Last Updated: February 25, 2016
·
4.617K
· 13k

Bash: regex greediness trick for complex enclosing patterns

Bash regex doesn't support greediness modifiers like PCRE's "?" (to be non-greedy).

So if anyone wants to match enclosing patterns (like "match everything inside quotes", or "match everything inside a HTML tag"), you have to rely on some workarounds.
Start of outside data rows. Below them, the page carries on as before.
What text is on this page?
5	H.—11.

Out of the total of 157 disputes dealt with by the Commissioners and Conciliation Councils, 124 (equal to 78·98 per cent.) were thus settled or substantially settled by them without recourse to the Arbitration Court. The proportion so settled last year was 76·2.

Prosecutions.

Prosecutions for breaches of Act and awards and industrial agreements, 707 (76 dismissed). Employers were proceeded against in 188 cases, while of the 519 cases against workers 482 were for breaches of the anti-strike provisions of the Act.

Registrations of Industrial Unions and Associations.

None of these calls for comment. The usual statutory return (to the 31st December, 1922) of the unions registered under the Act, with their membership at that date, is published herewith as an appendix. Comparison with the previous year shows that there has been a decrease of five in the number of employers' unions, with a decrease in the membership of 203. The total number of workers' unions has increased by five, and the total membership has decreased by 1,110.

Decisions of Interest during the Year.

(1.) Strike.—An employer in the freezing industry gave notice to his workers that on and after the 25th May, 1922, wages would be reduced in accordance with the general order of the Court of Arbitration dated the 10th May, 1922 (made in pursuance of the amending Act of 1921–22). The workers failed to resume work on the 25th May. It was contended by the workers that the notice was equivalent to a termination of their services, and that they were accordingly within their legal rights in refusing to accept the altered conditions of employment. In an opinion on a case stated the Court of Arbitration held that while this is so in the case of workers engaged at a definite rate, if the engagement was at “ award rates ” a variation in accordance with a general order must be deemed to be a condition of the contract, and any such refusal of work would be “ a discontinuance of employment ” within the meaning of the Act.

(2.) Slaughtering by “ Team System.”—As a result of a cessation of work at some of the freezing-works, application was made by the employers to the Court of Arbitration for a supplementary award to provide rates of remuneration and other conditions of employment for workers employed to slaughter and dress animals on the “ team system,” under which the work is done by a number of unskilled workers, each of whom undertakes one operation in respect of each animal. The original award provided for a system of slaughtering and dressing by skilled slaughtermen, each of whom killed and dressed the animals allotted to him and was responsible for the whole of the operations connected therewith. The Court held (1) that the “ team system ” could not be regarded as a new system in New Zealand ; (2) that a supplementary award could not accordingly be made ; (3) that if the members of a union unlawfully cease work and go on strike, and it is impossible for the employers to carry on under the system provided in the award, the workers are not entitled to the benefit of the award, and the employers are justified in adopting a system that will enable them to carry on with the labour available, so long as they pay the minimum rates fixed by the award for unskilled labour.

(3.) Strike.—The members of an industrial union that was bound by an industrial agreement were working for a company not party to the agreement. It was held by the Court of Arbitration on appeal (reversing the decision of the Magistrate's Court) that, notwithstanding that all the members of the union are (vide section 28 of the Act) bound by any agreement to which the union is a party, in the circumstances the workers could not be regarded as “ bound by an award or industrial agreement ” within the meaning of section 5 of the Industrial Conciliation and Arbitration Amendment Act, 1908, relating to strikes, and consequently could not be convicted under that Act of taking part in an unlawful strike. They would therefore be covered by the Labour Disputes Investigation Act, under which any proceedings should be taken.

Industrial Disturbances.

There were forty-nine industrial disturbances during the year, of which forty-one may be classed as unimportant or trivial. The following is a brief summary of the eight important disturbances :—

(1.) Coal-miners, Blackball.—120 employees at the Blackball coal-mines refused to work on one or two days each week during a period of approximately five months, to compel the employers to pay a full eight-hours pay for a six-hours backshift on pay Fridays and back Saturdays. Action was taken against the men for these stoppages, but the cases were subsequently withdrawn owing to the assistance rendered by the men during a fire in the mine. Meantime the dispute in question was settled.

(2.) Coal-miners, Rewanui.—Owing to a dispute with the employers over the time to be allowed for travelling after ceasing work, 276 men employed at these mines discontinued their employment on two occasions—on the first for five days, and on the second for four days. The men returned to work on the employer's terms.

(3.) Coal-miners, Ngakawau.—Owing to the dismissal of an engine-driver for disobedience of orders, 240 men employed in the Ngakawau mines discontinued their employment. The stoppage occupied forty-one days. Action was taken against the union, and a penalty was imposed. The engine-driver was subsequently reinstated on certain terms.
A common trick for simple (single-char matching) patterns, like XML tags, is to match the left part and everything afterwards being greedy, then negate the right-side match, meaning "match from [left-hand] and everything that is not [right-hand]":

text="aaa<skipme>bbb<skipmetoo>ccc"
echo "${text//<*([^>])>/}"
# outputs "aaabbbccc"

But with more complex enclosing patterns, for example "[[match everything inside]]", which is pretty common for wiki markup. The trick above won't work since you rely on the character group negation that will match single chars. I tried playing with the negation operator "!()" but I failed miserably, so a workaround I found was to perform a 2-pass substitution. First I replace all "[[" and "]]" with a single, easily distinguishable, char then I replace it with the final desired string:

# Char 0x06 is the non-printable "ACK"
# You need to use as $var because the regexp
# won't accept "\x06" in the pattern
ch=`echo -e '\x06'`
text="aaa<<skipme>>bbb<<skipmetoo>>ccc"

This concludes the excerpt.